Mysterious radio signals coming from galaxies like our own, study says

 (The Independent)
(The Independent)

Unexplained and powerful radio blasts coming from deep in space might be coming from galaxies like our own, according to a new study.

The research suggests that there may be far more to fast radio bursts, or FRBs, than we had previously realised.

FRBs are very intense, very short blasts of radio energy that come to us from deep in space. They release as much energy in a miisecond as the Sun does in three days.

They were first found in 2007. Since then, more 1,000 FRBs have been detected from various parts of the universe.

Scientists still do not know where they come from. But it is clear that they originate somewhere extreme or unusual: explanations have ranged from neutron stars and black holes to alien technologies.

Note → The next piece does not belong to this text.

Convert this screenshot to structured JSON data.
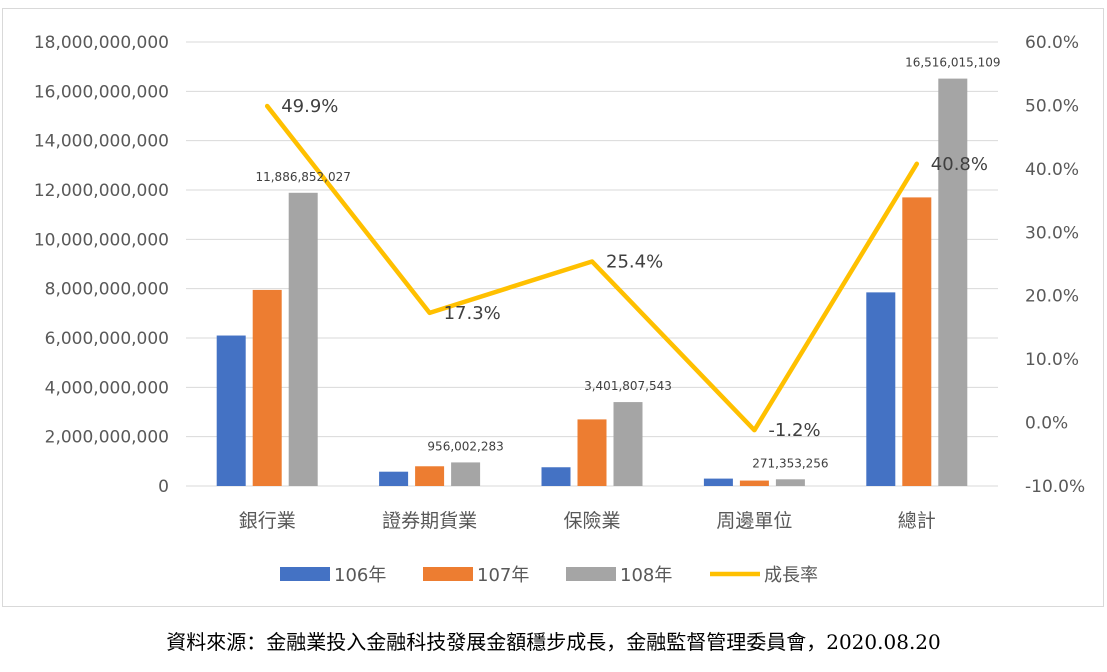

To try and understand those blasts, scientists have spent much time focusing on very active sources that repeat. Those are useful because the repeating nature of them means that scientists can focus on the parts of the sky they are expected to come from.

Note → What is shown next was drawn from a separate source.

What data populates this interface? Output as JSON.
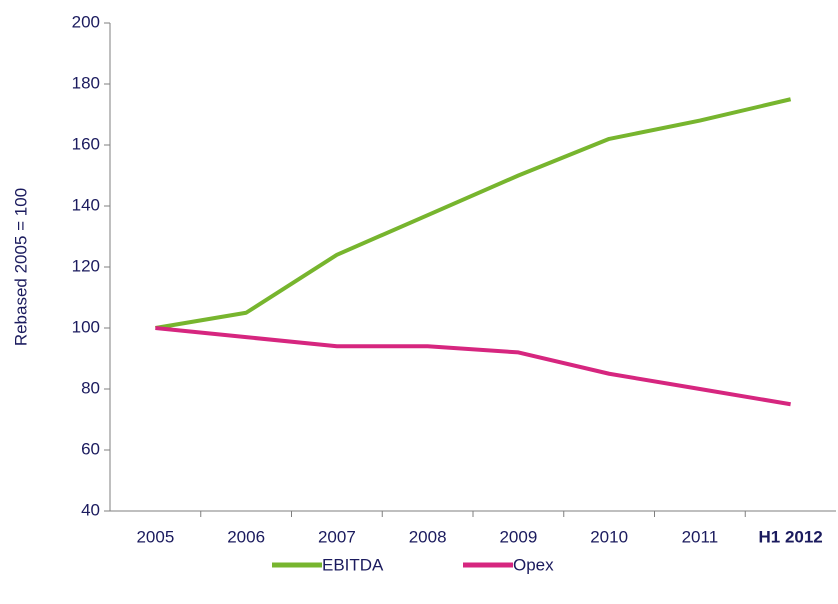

But only about three per cent of sources of fast radio burst repeat. That means that the remaining sources are relatively unknown.

A new study examined 128 of those non-repeating FRBs, which have only signal And it suggests that they come from galaxies like our own Milky Way, with only relatively limited densities and modest magnetic fields.

“This was the first look at the other 97 per cent,” says lead author Ayush Pandhi, from the University of Toronto. “It allows us to reconsider what we think FRBs are and see how repeating and non-repeating FRBs may be different.”

The study looked at the sources using polarised light. That means that the scientists were able to examine not just how bright they were but also what angle the vibrating electromagnetic waves came at.

That allows scientists to understand the sources better, since that angle can be used to understand information about how and where it came from, and where it has been on its long journey to Earth.